Solution Explanation for 1868. Product of Two Run-Length Encoded Arrays

This problem involves manipulating run-length encoded arrays. The core idea is to efficiently compute the product of two arrays represented in this compressed format without explicitly expanding them to their full lengths.

Algorithm:

The solution iterates through encoded1. For each segment in encoded1, it determines how much of that segment overlaps with the current segment in encoded2. It calculates the product of the values and the overlapping frequency. This product and frequency form a new segment in the result. If the new segment's value matches the last segment in the result, the frequencies are merged. Otherwise, a new segment is appended to the result.

Time Complexity:

The algorithm iterates through each segment in encoded1 once. The inner while loop iterates at most as many times as the total number of elements in the expanded arrays. In the worst-case scenario, where there's minimal compression, this could be O(m*n), where 'm' and 'n' are the number of elements in the expanded versions of encoded1 and encoded2, respectively. However, given the constraints, it is realistically bounded by O(max(M,N)) where M and N are the lengths of encoded1 and encoded2 respectively. Appending and updating segments in the result array takes constant time per operation. Thus, the overall time complexity is O(M+N).

Space Complexity:

The space complexity is determined by the size of the resulting run-length encoded array ans. In the worst case, the output array could have a length equal to the length of the longer of the two input arrays; therefore, the space complexity is O(max(M,N)). This is due to the fact that the maximum size of the output array is linearly dependent on the maximum size of the input arrays.
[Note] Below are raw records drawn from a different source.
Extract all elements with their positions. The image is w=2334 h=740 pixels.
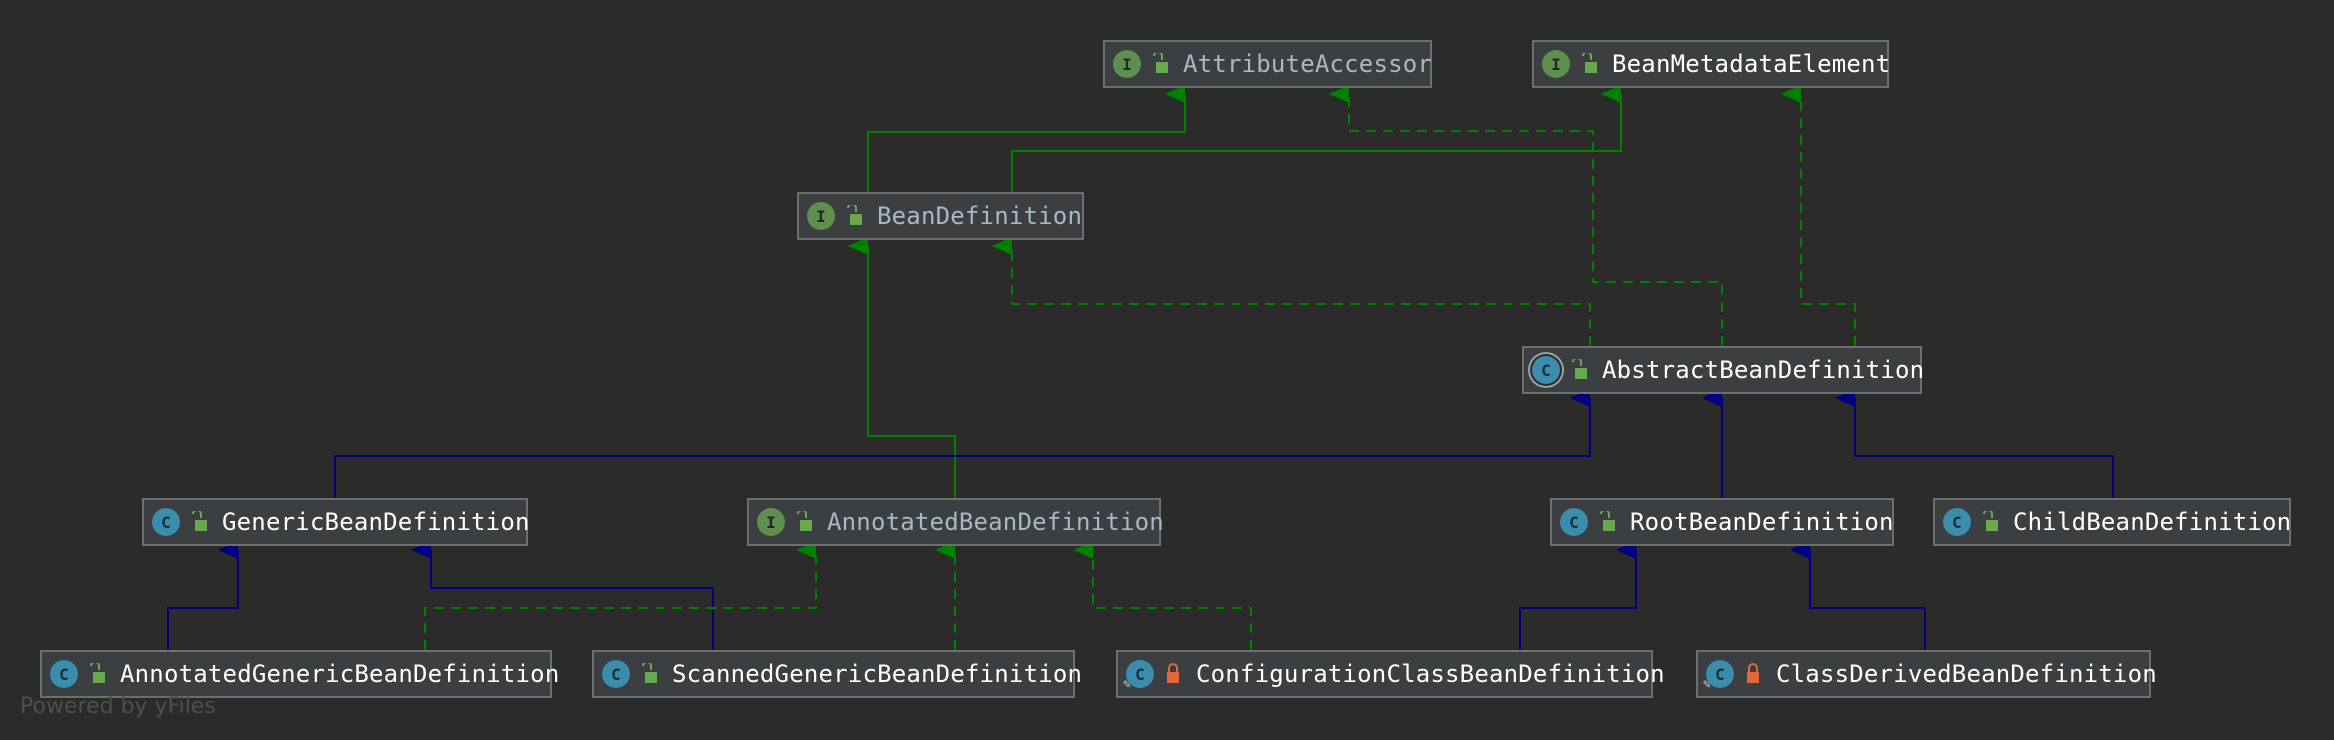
node-label: AbstractBeanDefinition: [1602, 356, 1925, 384]
node-bean-metadata-element[interactable]: I BeanMetadataElement: [1532, 40, 1891, 88]
node-bean-definition[interactable]: I BeanDefinition: [797, 192, 1084, 240]
badge-letter: C: [1715, 664, 1725, 684]
node-root-bean-definition[interactable]: C RootBeanDefinition: [1550, 498, 1894, 546]
unlocked-icon: [192, 511, 207, 531]
node-label: ScannedGenericBeanDefinition: [672, 660, 1083, 688]
class-c-icon: C: [602, 660, 630, 688]
unlocked-icon: [90, 663, 105, 683]
locked-icon: [1167, 663, 1179, 683]
node-label: BeanDefinition: [877, 202, 1083, 230]
edge-beandefinition-attributeaccessor: [867, 85, 1186, 192]
unlocked-icon: [642, 663, 657, 683]
class-hierarchy-diagram: I AttributeAccessor I BeanMetadataElemen…: [0, 0, 2334, 740]
final-pin-icon: ✎: [1703, 677, 1711, 692]
unlocked-icon: [1600, 511, 1615, 531]
node-label: RootBeanDefinition: [1630, 508, 1894, 536]
node-annotated-bean-definition[interactable]: I AnnotatedBeanDefinition: [747, 498, 1164, 546]
edge-genericbeandefinition-abstractbeandefinition: [334, 389, 1591, 498]
final-class-c-icon: C ✎: [1123, 660, 1154, 692]
node-label: AnnotatedGenericBeanDefinition: [120, 660, 560, 688]
node-label: ChildBeanDefinition: [2013, 508, 2292, 536]
edge-configurationclass-rootbeandefinition: [1519, 541, 1637, 650]
edge-abstractbeandefinition-beandefinition: [992, 237, 1591, 346]
node-class-derived-bean-definition[interactable]: C ✎ ClassDerivedBeanDefinition: [1696, 650, 2157, 698]
class-c-icon: C: [1560, 508, 1588, 536]
final-pin-icon: ✎: [1123, 677, 1131, 692]
node-label: BeanMetadataElement: [1612, 50, 1891, 78]
class-c-icon: C: [152, 508, 180, 536]
edge-annotatedbeandefinition-beandefinition: [848, 237, 956, 498]
abstract-class-icon: C: [1532, 356, 1560, 384]
node-configuration-class-bean-definition[interactable]: C ✎ ConfigurationClassBeanDefinition: [1116, 650, 1665, 698]
interface-i-icon: I: [757, 508, 785, 536]
unlocked-icon: [1983, 511, 1998, 531]
watermark: Powered by yFiles: [20, 694, 216, 719]
node-annotated-generic-bean-definition[interactable]: C AnnotatedGenericBeanDefinition: [40, 650, 559, 698]
node-abstract-bean-definition[interactable]: C AbstractBeanDefinition: [1522, 346, 1925, 394]
node-attribute-accessor[interactable]: I AttributeAccessor: [1103, 40, 1432, 88]
node-generic-bean-definition[interactable]: C GenericBeanDefinition: [142, 498, 530, 546]
node-label: ClassDerivedBeanDefinition: [1776, 660, 2157, 688]
interface-i-icon: I: [1113, 50, 1141, 78]
edge-abstractbeandefinition-attributeaccessor: [1329, 85, 1723, 346]
edge-beandefinition-beanmetadataelement: [1011, 85, 1622, 192]
unlocked-icon: [847, 205, 862, 225]
node-child-bean-definition[interactable]: C ChildBeanDefinition: [1933, 498, 2291, 546]
edge-childbeandefinition-abstractbeandefinition: [1835, 389, 2114, 498]
node-label: ConfigurationClassBeanDefinition: [1196, 660, 1665, 688]
edge-configurationclass-annotatedbeandefinition: [1073, 541, 1252, 650]
interface-i-icon: I: [807, 202, 835, 230]
unlocked-icon: [797, 511, 812, 531]
node-label: AnnotatedBeanDefinition: [827, 508, 1164, 536]
node-scanned-generic-bean-definition[interactable]: C ScannedGenericBeanDefinition: [592, 650, 1082, 698]
node-label: GenericBeanDefinition: [222, 508, 530, 536]
node-label: AttributeAccessor: [1183, 50, 1433, 78]
badge-letter: C: [1135, 664, 1145, 684]
edge-annotatedgeneric-genericbeandefinition: [167, 541, 239, 650]
unlocked-icon: [1153, 53, 1168, 73]
edge-classderived-rootbeandefinition: [1790, 541, 1926, 650]
inheritance-edges: [167, 85, 2114, 650]
locked-icon: [1747, 663, 1759, 683]
edge-abstractbeandefinition-beanmetadataelement: [1781, 85, 1856, 346]
unlocked-icon: [1582, 53, 1597, 73]
class-c-icon: C: [50, 660, 78, 688]
edge-annotatedgeneric-annotatedbeandefinition: [424, 541, 817, 650]
final-class-c-icon: C ✎: [1703, 660, 1734, 692]
edge-scannedgeneric-genericbeandefinition: [411, 541, 714, 650]
unlocked-icon: [1572, 359, 1587, 379]
class-c-icon: C: [1943, 508, 1971, 536]
interface-i-icon: I: [1542, 50, 1570, 78]
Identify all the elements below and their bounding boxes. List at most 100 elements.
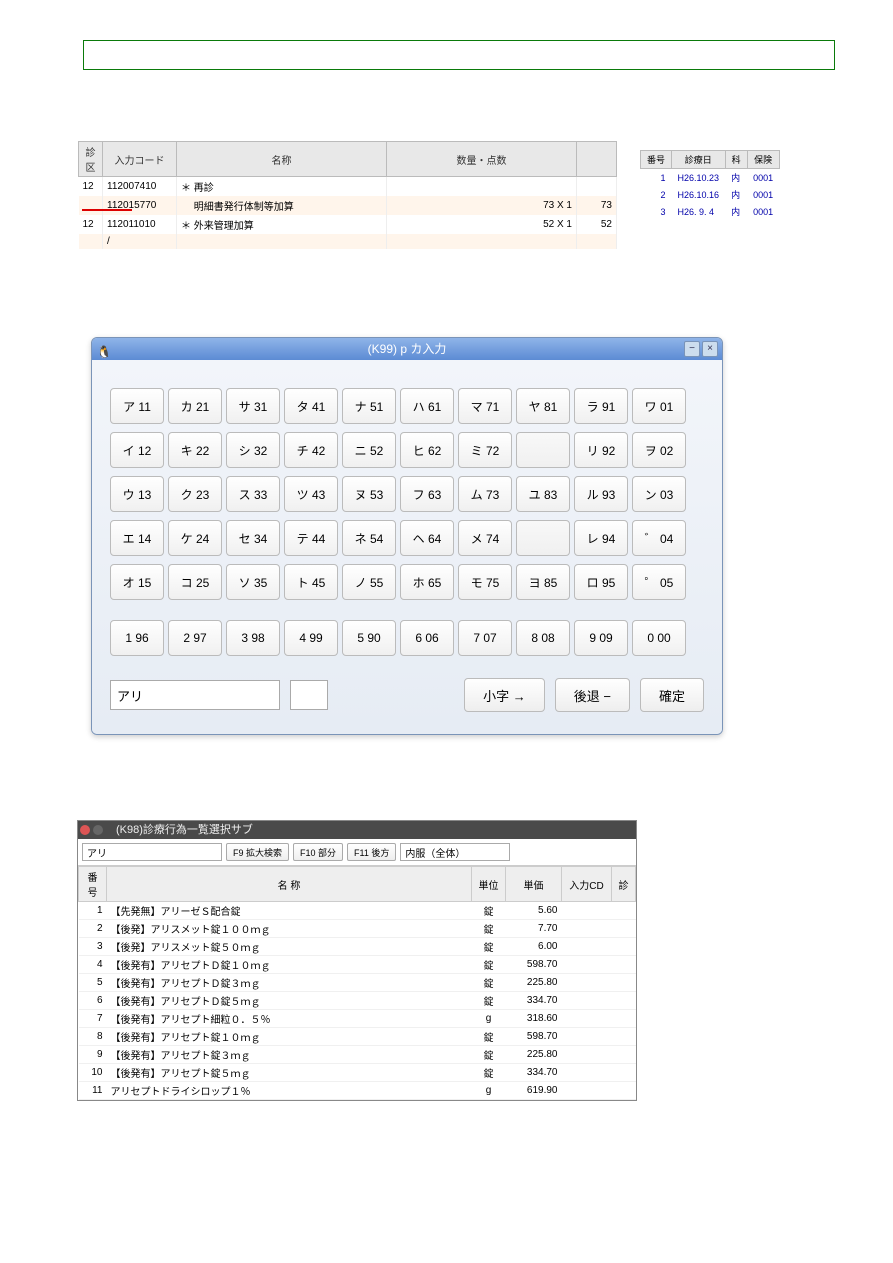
col-num: 番号 (641, 151, 672, 169)
close-dot-icon[interactable] (80, 825, 90, 835)
f11-button[interactable]: F11 後方 (347, 843, 396, 861)
kana-input-dialog: 🐧 (K99) p カ入力 − × ア 11カ 21サ 31タ 41ナ 51ハ … (91, 337, 723, 735)
num-key[interactable]: 1 96 (110, 620, 164, 656)
kana-key[interactable]: ヨ 85 (516, 564, 570, 600)
list-row[interactable]: 7【後発有】アリセプト細粒０．５％g318.60 (79, 1010, 636, 1028)
kana-key[interactable]: ユ 83 (516, 476, 570, 512)
history-row[interactable]: 3H26. 9. 4内0001 (641, 203, 780, 220)
num-key[interactable]: 0 00 (632, 620, 686, 656)
entry-row[interactable]: 12112011010＊ 外来管理加算52 X 152 (79, 215, 617, 234)
kana-key[interactable]: キ 22 (168, 432, 222, 468)
kana-key[interactable]: サ 31 (226, 388, 280, 424)
kana-key[interactable]: ワ 01 (632, 388, 686, 424)
num-key[interactable]: 3 98 (226, 620, 280, 656)
minimize-icon[interactable]: − (684, 341, 700, 357)
list-row[interactable]: 3【後発】アリスメット錠５０ｍｇ錠6.00 (79, 938, 636, 956)
kana-key[interactable]: ス 33 (226, 476, 280, 512)
num-key[interactable]: 8 08 (516, 620, 570, 656)
min-dot-icon[interactable] (93, 825, 103, 835)
num-key[interactable]: 4 99 (284, 620, 338, 656)
kana-key[interactable]: モ 75 (458, 564, 512, 600)
close-icon[interactable]: × (702, 341, 718, 357)
kana-key[interactable] (516, 432, 570, 468)
kana-key[interactable]: チ 42 (284, 432, 338, 468)
kana-key[interactable]: ヒ 62 (400, 432, 454, 468)
kana-key[interactable]: ロ 95 (574, 564, 628, 600)
history-row[interactable]: 1H26.10.23内0001 (641, 169, 780, 187)
col-category: 診区 (79, 142, 103, 177)
kana-key[interactable]: イ 12 (110, 432, 164, 468)
num-key[interactable]: 6 06 (400, 620, 454, 656)
f9-button[interactable]: F9 拡大検索 (226, 843, 289, 861)
kana-key[interactable]: ン 03 (632, 476, 686, 512)
entry-row[interactable]: 112015770 明細書発行体制等加算73 X 173 (79, 196, 617, 215)
num-key[interactable]: 7 07 (458, 620, 512, 656)
kana-key[interactable]: ミ 72 (458, 432, 512, 468)
kana-key[interactable]: ネ 54 (342, 520, 396, 556)
lcol-num: 番号 (79, 867, 107, 902)
kana-key[interactable]: ム 73 (458, 476, 512, 512)
kana-key[interactable]: ト 45 (284, 564, 338, 600)
kana-key[interactable]: ハ 61 (400, 388, 454, 424)
list-row[interactable]: 5【後発有】アリセプトＤ錠３ｍｇ錠225.80 (79, 974, 636, 992)
lcol-name: 名 称 (107, 867, 472, 902)
kana-key[interactable]: ゛ 04 (632, 520, 686, 556)
num-key[interactable]: 2 97 (168, 620, 222, 656)
entry-row[interactable]: 12112007410＊ 再診 (79, 177, 617, 197)
kana-key[interactable]: ホ 65 (400, 564, 454, 600)
list-titlebar: (K98)診療行為一覧選択サブ (78, 821, 636, 839)
f10-button[interactable]: F10 部分 (293, 843, 343, 861)
list-row[interactable]: 11アリセプトドライシロップ１％g619.90 (79, 1082, 636, 1100)
dialog-title-text: (K99) p カ入力 (368, 342, 447, 356)
kana-key[interactable]: ソ 35 (226, 564, 280, 600)
category-select[interactable] (400, 843, 510, 861)
kana-key[interactable]: セ 34 (226, 520, 280, 556)
list-row[interactable]: 2【後発】アリスメット錠１００ｍｇ錠7.70 (79, 920, 636, 938)
history-row[interactable]: 2H26.10.16内0001 (641, 186, 780, 203)
num-key[interactable]: 5 90 (342, 620, 396, 656)
kana-key[interactable]: ラ 91 (574, 388, 628, 424)
lcol-price: 単価 (506, 867, 562, 902)
kana-key[interactable]: タ 41 (284, 388, 338, 424)
kana-key[interactable]: ル 93 (574, 476, 628, 512)
kana-aux-input[interactable] (290, 680, 328, 710)
kana-key[interactable]: ア 11 (110, 388, 164, 424)
entry-row[interactable]: / (79, 234, 617, 249)
list-row[interactable]: 1【先発無】アリーゼＳ配合錠錠5.60 (79, 902, 636, 920)
list-search-input[interactable] (82, 843, 222, 861)
kana-key[interactable]: メ 74 (458, 520, 512, 556)
kana-key[interactable]: カ 21 (168, 388, 222, 424)
kana-key[interactable]: マ 71 (458, 388, 512, 424)
kana-key[interactable]: ゜ 05 (632, 564, 686, 600)
list-row[interactable]: 9【後発有】アリセプト錠３ｍｇ錠225.80 (79, 1046, 636, 1064)
kana-key[interactable] (516, 520, 570, 556)
kana-key[interactable]: ヲ 02 (632, 432, 686, 468)
small-char-button[interactable]: 小字 → (464, 678, 545, 712)
kana-key[interactable]: レ 94 (574, 520, 628, 556)
list-row[interactable]: 6【後発有】アリセプトＤ錠５ｍｇ錠334.70 (79, 992, 636, 1010)
kana-key[interactable]: ヘ 64 (400, 520, 454, 556)
list-row[interactable]: 4【後発有】アリセプトＤ錠１０ｍｇ錠598.70 (79, 956, 636, 974)
kana-key[interactable]: エ 14 (110, 520, 164, 556)
list-row[interactable]: 8【後発有】アリセプト錠１０ｍｇ錠598.70 (79, 1028, 636, 1046)
kana-key[interactable]: オ 15 (110, 564, 164, 600)
kana-key[interactable]: ヌ 53 (342, 476, 396, 512)
kana-key[interactable]: ツ 43 (284, 476, 338, 512)
kana-key[interactable]: ナ 51 (342, 388, 396, 424)
confirm-button[interactable]: 確定 (640, 678, 704, 712)
kana-key[interactable]: フ 63 (400, 476, 454, 512)
kana-key[interactable]: ケ 24 (168, 520, 222, 556)
kana-key[interactable]: ク 23 (168, 476, 222, 512)
list-row[interactable]: 10【後発有】アリセプト錠５ｍｇ錠334.70 (79, 1064, 636, 1082)
kana-key[interactable]: シ 32 (226, 432, 280, 468)
kana-key[interactable]: コ 25 (168, 564, 222, 600)
kana-key[interactable]: ヤ 81 (516, 388, 570, 424)
num-key[interactable]: 9 09 (574, 620, 628, 656)
backspace-button[interactable]: 後退 − (555, 678, 630, 712)
kana-key[interactable]: ノ 55 (342, 564, 396, 600)
kana-key[interactable]: ニ 52 (342, 432, 396, 468)
kana-key[interactable]: リ 92 (574, 432, 628, 468)
kana-key[interactable]: ウ 13 (110, 476, 164, 512)
kana-key[interactable]: テ 44 (284, 520, 338, 556)
kana-input[interactable] (110, 680, 280, 710)
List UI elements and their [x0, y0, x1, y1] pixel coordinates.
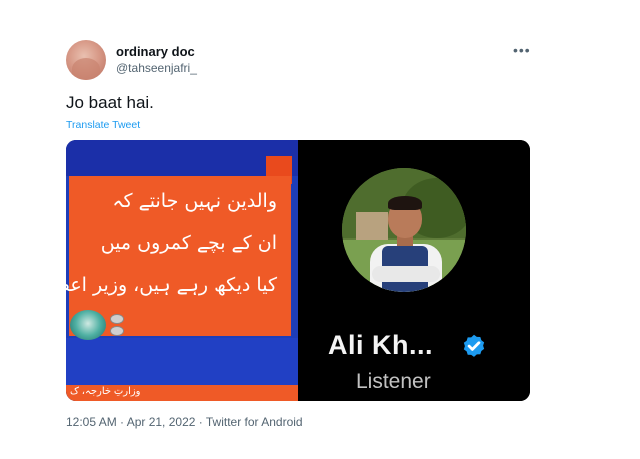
profile-name-row: Ali Kh... — [328, 330, 485, 366]
ring-logo-icon — [110, 314, 124, 324]
ticker-text: وزارتِ خارجہ، ک — [70, 386, 141, 397]
avatar[interactable] — [66, 40, 106, 80]
ellipsis-icon[interactable]: ••• — [513, 42, 531, 58]
news-top-bar — [66, 140, 298, 176]
tweet-text: Jo baat hai. — [66, 93, 154, 112]
translate-tweet-link[interactable]: Translate Tweet — [66, 119, 140, 131]
profile-screenshot-image[interactable]: Ali Kh... Listener — [298, 140, 530, 401]
tweet: ordinary doc @tahseenjafri_ ••• Jo baat … — [0, 0, 640, 459]
display-name[interactable]: ordinary doc — [116, 44, 195, 59]
verified-badge-icon — [463, 334, 485, 357]
tweet-timestamp[interactable]: 12:05 AM · Apr 21, 2022 · Twitter for An… — [66, 415, 303, 429]
headline-line-1: والدین نہیں جانتے کہ — [112, 190, 277, 212]
headline-line-3: کیا دیکھ رہے ہیں، وزیر اعظم — [66, 274, 277, 296]
news-blue-strip — [66, 338, 298, 390]
news-screenshot-image[interactable]: والدین نہیں جانتے کہ ان کے بچے کمروں میں… — [66, 140, 298, 401]
headline-line-2: ان کے بچے کمروں میں — [100, 232, 277, 254]
avatar-image — [72, 58, 100, 80]
profile-name: Ali Kh... — [328, 330, 433, 360]
news-headline-panel: والدین نہیں جانتے کہ ان کے بچے کمروں میں… — [66, 176, 291, 336]
globe-logo-icon — [70, 310, 106, 340]
user-handle[interactable]: @tahseenjafri_ — [116, 61, 197, 75]
ring-logo-icon — [110, 326, 124, 336]
tweet-media[interactable]: والدین نہیں جانتے کہ ان کے بچے کمروں میں… — [66, 140, 530, 401]
profile-role: Listener — [356, 370, 431, 393]
news-ticker: وزارتِ خارجہ، ک — [66, 385, 298, 401]
profile-photo — [342, 168, 466, 292]
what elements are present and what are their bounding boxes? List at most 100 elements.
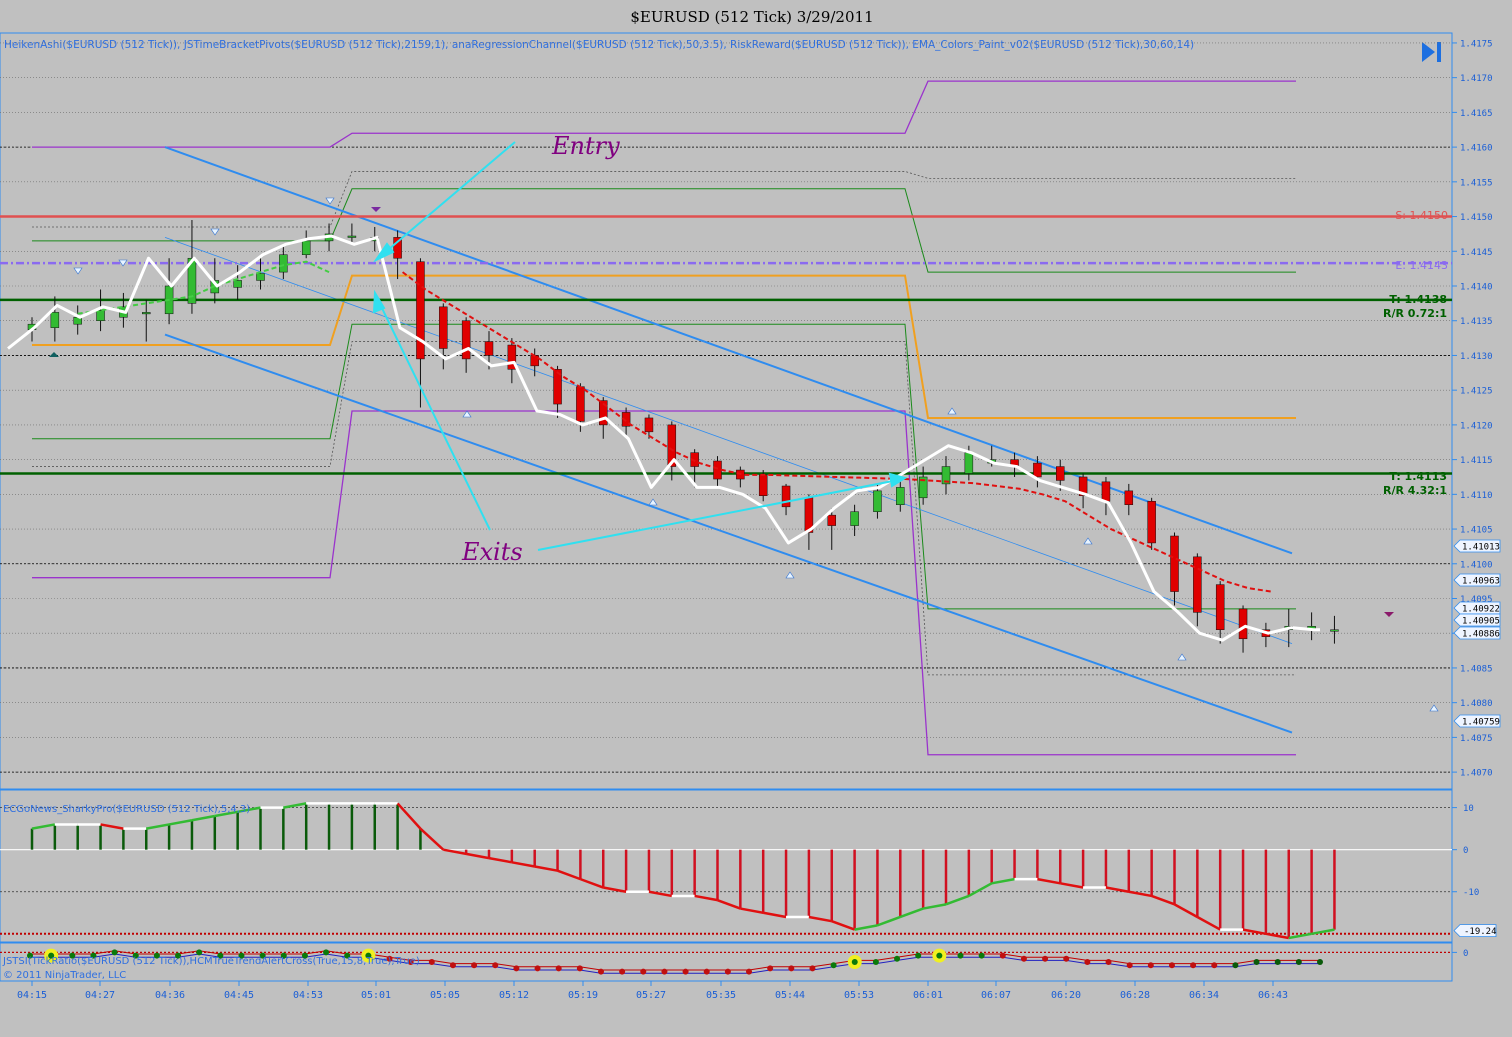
bull-candle	[279, 254, 288, 273]
x-tick-label: 04:15	[17, 990, 47, 1001]
oscillator-line-segment	[1196, 915, 1221, 931]
oscillator-label: ECGoNews_SharkyPro($EURUSD (512 Tick),5,…	[3, 804, 250, 815]
tsi-dot	[1253, 959, 1260, 965]
exits-annotation: Exits	[461, 538, 523, 566]
y-tick-label: 1.4110	[1460, 491, 1493, 501]
x-tick-label: 04:36	[155, 990, 185, 1001]
x-tick-label: 05:01	[361, 990, 391, 1001]
price-tag-label: 1.40963	[1462, 577, 1500, 587]
signal-marker	[947, 407, 957, 415]
bear-candle	[1238, 608, 1248, 640]
oscillator-line-segment	[1037, 877, 1061, 885]
oscillator-line-segment	[146, 823, 170, 830]
regression-center	[164, 237, 1293, 645]
x-tick-label: 05:53	[844, 990, 874, 1001]
x-tick-label: 05:44	[775, 990, 805, 1001]
x-tick-label: 04:53	[293, 990, 323, 1001]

Code Explanation (Python):

class Solution:
    def findRLEArray(
        self, encoded1: List[List[int]], encoded2: List[List[int]]
    ) -> List[List[int]]:
        ans = []
        j = 0
        for vi, fi in encoded1:  # Iterate through segments of encoded1
            while fi:  # Iterate while frequency of current segment > 0
                f = min(fi, encoded2[j][1])  # Overlapping frequency
                v = vi * encoded2[j][0]  # Product of values
                if ans and ans[-1][0] == v:  # Merge if same value
                    ans[-1][1] += f
                else:
                    ans.append([v, f])  # Append new segment
                fi -= f  # Adjust remaining frequency in encoded1
                encoded2[j][1] -= f  # Adjust remaining frequency in encoded2
                if encoded2[j][1] == 0:  # Move to next segment in encoded2
                    j += 1
        return ans

The code in other languages (Java, C++, Go) follows the same logic and has equivalent time and space complexity. The key operations are the nested loops iterating through segments and the comparisons/merges to ensure minimal output length.